I'm salty because our racial capitalist structure of school finance is set up for places like Verona to succeed, whereas the city it borders, Madison, deals with more poverty, more diversity, more students, much lower median household income (half that of Verona's) and--shocker--double the interest rate and 8% higher cost of issuance on its most recent bond issuance from 2022 for facilities.
Savvy, not bravery
Getting back to our original question, was this brave move by a school district to stand up to JP Morgan and Wall Street? Sort of. From the articles above, we know that Verona is choosing to focus on educational programs instead of "prepayments" on the JP Morgan deal. That's a bit different than payments.
Prepayments are a way for districts to save some money on the back end of a big loan. It's an intentional payment plan. So, instead of doing that, they'll just pay it back normally. It's not like they're giving JP Morgan the middle finger. It's more like they're saying, "Hey, Wall Street, can we just pay you back on a regular schedule rather than the special one we worked out?"
I'm not sure it's bravery as much as savvy.
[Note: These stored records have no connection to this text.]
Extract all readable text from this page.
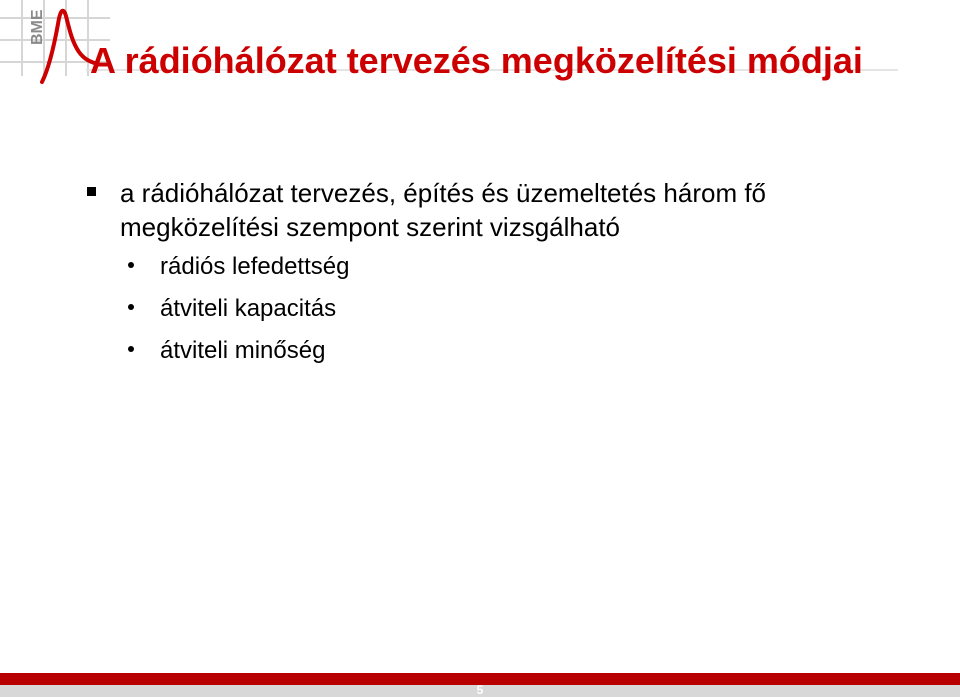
BME
A rádióhálózat tervezés megközelítési módjai
a rádióhálózat tervezés, építés és üzemeltetés három fő megközelítési szempont szerint vizsgálható
rádiós lefedettség
átviteli kapacitás
átviteli minőség
5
Like I said, Verona can afford to be savvy--the banks know they'll pay up given their credit rating. And yeah, Verona actually gets to lower is tax rate now, helping out its citizens. This new referendum makes Verona's new mill rate (the amount of money they pay per $1,000 of assessed property value) 11.40, a 10% decline. Again, good for them. Given that the state of Wisconsin, from what I can tell, has no reimbursement program in place--or any state level school facilities finance policies--Verona's doing well on its own.
On the plus side, the case of Verona's referendum shows us the flexibility and contingency of this whole bond system. Districts with good credit ratings can just go to the banks and work out a different deal if they need. I'm not sure districts like Philly, Detroit, Milwaukee, or even poor rural districts nearby (I'm guessing) could negotiate like that, but there's room to do so. I'm thinking about the Fast 4 Education movements, for example, and how West Contra Costa SD in California took on IBM and won a new interest rate for some loans in the 1990s.
Social structure is pliable like that. The rock can move. The lesson of Verona for us is that--even though they've got the structural position of benefit--things are negotiable, even the most esoteric bond deals.